As a visual novel, it’s probably the best for quality of life features with the implementation of a glossary for its terms, it can provide a nice break from the information dump the characters give to make science work and time machine fly. The autotext function could do with a tweak with fast readers potentially becoming impatient with the rate that narrative is given. The skip is great for those wishing to replay the game to get other endings as it stops when you receive a message on your phone that corresponds to the game’s narrative. Which is probably the most subtle method I’ve seen for conveying narrative choice without it being obvious for the most part, responding to text messages or picking the phone up can affect the narrative for achievement hunting and story progression/interaction.
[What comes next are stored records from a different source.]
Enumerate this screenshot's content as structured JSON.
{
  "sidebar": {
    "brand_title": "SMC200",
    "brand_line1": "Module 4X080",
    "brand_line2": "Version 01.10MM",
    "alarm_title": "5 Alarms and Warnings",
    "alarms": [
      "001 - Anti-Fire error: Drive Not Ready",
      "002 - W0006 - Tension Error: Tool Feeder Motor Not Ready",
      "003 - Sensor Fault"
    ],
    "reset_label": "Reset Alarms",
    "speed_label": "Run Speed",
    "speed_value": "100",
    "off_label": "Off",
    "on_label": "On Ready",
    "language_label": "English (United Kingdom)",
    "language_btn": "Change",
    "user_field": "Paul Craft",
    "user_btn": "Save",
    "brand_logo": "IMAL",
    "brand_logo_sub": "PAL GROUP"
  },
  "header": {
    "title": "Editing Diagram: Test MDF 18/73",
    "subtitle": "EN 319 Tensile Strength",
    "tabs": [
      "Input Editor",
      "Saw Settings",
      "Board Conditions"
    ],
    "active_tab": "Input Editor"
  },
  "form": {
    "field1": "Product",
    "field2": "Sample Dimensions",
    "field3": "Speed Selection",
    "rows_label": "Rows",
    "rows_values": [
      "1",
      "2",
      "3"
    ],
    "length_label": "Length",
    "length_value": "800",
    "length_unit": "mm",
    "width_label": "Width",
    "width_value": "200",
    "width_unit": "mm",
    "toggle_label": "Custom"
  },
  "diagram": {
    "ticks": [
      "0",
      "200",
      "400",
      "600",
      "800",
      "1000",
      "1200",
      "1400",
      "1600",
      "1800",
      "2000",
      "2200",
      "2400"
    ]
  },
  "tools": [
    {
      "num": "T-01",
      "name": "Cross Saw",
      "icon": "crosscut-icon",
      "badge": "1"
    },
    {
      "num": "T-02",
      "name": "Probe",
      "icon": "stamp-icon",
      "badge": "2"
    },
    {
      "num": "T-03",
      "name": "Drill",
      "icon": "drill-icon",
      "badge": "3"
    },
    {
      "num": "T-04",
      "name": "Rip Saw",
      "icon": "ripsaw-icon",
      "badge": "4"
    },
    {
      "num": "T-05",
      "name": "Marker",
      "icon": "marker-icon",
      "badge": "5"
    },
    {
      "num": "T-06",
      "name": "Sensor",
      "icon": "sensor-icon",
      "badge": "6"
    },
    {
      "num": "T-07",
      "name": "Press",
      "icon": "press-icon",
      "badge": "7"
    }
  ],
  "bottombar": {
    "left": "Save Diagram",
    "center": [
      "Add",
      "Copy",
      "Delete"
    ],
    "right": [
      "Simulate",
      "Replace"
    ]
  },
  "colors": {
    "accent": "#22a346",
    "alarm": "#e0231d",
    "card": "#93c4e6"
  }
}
Compared to other visual novels, this subtle change helps give the narrative more gravitas and player interaction that might otherwise zone out due to either constant reading of text and hitting the next button to proceed through the story.
STEINS;GATE (Reviewed on Windows 8)
This game is great, with minimal or no negatives.
Having not watched the Anime in the hopes of not spoiling the game’s content, I’m thoroughly blown at what Steins;Gate does with its narrative. Whilst not all characters were incredibly likable with some characters being very cookie cutter archetypes, it’s well written and translated content makes it one of the most recommendable visual novels to play! Let’s hope the rest of the Science Adventure gets released.